Ecco, è in questa ottica che invece bisogna ragionare e non poco. L’accoglimento poterebbe ad un lungo inverno di campagna elettorale nella cittadina termale in attesa delle elezioni di primavera, con gli schieramenti ben delineati. Ma siamo sicuri di questo? Noi, francamente, ci andremmo cauti. Dal responso delle urne del 15 maggio ad oggi ne è passata di acqua sotto i ponti: il gruppo che sosteneva la candidatura a sindaco di Peppe Silvitelli, si è pian piano sfaldato. Adesso la geografia è la seguente: camminano a braccetto lo stesso Silvitelli, Stani Senese, Annalisa Iaccarino ed Abramo De Siano, sostenitori a tutti gli effetti del ricorso (dal quale, e questo va detto, non hanno mai preso le distanze, atteggiamento in linea con l’inquietante e imbarazzante silenzio che li caratterizza). Il feeling con Abramo è certificato dal fatto che la Iaccarino lo proporrà come nome condiviso per l’elezione quale membro della Commissione Paesaggio. Ovviamente, lui come chiunque altro troverà disco rosso: Giosi Ferrandino renderà pan per focaccia approfittando dello stesso modus agendi con il quale nella seconda sindacatura di Giovan Battista Castagna la maggioranza fece asso pigliatutto senza concedere un componente della commissione all’opposizione. Insomma, chi di “all in” ferisce, allo stesso modo perisce.

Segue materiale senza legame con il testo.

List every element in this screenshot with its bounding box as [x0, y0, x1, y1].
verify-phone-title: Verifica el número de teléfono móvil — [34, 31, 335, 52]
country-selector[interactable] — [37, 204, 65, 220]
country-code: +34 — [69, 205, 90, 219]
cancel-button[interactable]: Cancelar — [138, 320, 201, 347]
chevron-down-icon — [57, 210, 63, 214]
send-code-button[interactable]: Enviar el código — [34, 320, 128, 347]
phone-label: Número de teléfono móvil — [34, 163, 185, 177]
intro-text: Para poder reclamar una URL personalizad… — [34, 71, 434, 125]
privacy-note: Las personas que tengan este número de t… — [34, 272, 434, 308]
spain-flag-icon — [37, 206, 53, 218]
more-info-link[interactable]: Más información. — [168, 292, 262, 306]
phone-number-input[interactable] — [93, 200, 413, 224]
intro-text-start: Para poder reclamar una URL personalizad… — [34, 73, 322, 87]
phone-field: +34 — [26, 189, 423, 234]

E poi c’è il gruppo guidato dall’architetto Luigi Mennella (ah, quanto si sente la sua mancanza in questo clima “soporifero”…) che non sapendo che strada prendere – almeno per il momento – resta ancorato a Peppe Silvitelli. L’alternativa sarebbe quella di comporre una lista con tutti gli odiatori seriali di Giosi Ferrandino, e la soluzione sarebbe tutto sommato anche di quelle percorribili. Poi c’è Giovan Battista Castagna che resta defilato, quasi alla finestra, a fare da spettatore: l’ingegnere aspetterebbe, in caso di ritorno alle urne, che qualcuno lo richiami per ricandidarsi a sindaco. E’ vero, da una parte ha perso pezzi importanti lungo il cammino ma in fondo ha sempre un pedigree di otto anni di fascia tricolore. Il problema è che a parte le defezionati collezionate per strada, GB dovrà fare i conti anche con Annalisa Iaccarino che stavolta, potete giurarci, in caso di ritorno al voto pretenderebbe senza se e senza ma la candidatura a sindaco. Insomma, qui bisogna capire come andrebbe a finire questa diatriba interna, che non sarà certo facilmente risolvibile e questa è una patata bollente. 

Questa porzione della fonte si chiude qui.